Le Laos et le Vietnam également soupçonnés de blanchiment de macaques
Le Cambodge n’est plus le seul pays sous surveillance. Dans cette même enquête, Mongabay révélait également des incohérences majeures dans les statistiques officielles du Laos. Bien que le pays ait officiellement interdit certains prélèvements, des experts soupçonnent la poursuite d’activités illégales. Le Laos a ainsi revu brutalement à la hausse ses estimations de populations sauvages de macaques. Alors que les précédentes évaluations évoquaient seulement 300 à 500 individus dans la nature jusqu’en 2022, un rapport officiel transmis à la CITES en 2025 affirme désormais que plus de 30.000 macaques seraient présents dans le pays. Cette réévaluation spectaculaire suscite de fortes réserves parmi les spécialistes. Plusieurs observateurs craignent qu’elle serve à justifier la légalisation future de nouvelles captures.
Le Vietnam fait également l’objet de soupçons croissants. Des rapports mentionnent l’apparition de nouvelles installations d’élevage sans documentation claire ni autorisation transparente. Selon les enquêteurs, ces structures pourraient servir à intégrer des animaux sauvages dans les filières légales d’exportation. Les inquiétudes portent aussi sur les risques sanitaires. Des ONG rappellent que le transport international de macaques capturés dans la nature peut favoriser la transmission de maladies zoonotiques. Certains scientifiques alertent également sur le fait que l’utilisation d’animaux sauvages peut fausser les résultats scientifiques des recherches biomédicales.
Une espèce de macaques désormais classée « en danger »
Le macaque à longue queue, ou Macaca fascicularis, est aujourd’hui considéré comme une espèce menacée d’extinction par l’UICN. L’organisation avait déjà reclassé l’espèce de « vulnérable » à « en danger » en 2022. En octobre 2025, l’UICN a confirmé le maintien de ce statut malgré les pressions exercées par certains groupes liés à l’industrie biomédicale. Les experts estiment que les populations mondiales ont chuté de 50 à 70 % au cours des trente dernières années.
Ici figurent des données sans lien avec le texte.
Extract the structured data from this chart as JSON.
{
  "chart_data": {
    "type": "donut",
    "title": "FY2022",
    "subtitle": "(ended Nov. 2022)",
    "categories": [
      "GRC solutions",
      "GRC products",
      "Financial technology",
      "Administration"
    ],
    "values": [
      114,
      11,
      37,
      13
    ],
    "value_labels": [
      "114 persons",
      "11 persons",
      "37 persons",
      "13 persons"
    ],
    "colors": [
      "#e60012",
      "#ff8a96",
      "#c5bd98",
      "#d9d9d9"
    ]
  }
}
Selon l’évaluation scientifique relayée par l’Animal Welfare Institute, les principales causes de ce déclin sont la destruction des habitats et surtout l’exploitation massive liée au commerce international. Les chercheurs rappellent que certaines populations ont déjà disparu localement dans plusieurs régions d’Asie du Sud-Est. Les prélèvements intensifs, le braconnage et les conflits avec les humains aggravent encore la situation.
L’espèce souffre également d’une image trompeuse. En Asie du Sud-Est, les macaques sont perçus comme abondants car visibles dans les villes touristiques ou les temples. Pourtant, cette concentration locale masque un effondrement progressif des populations sauvages dans de nombreuses zones forestières.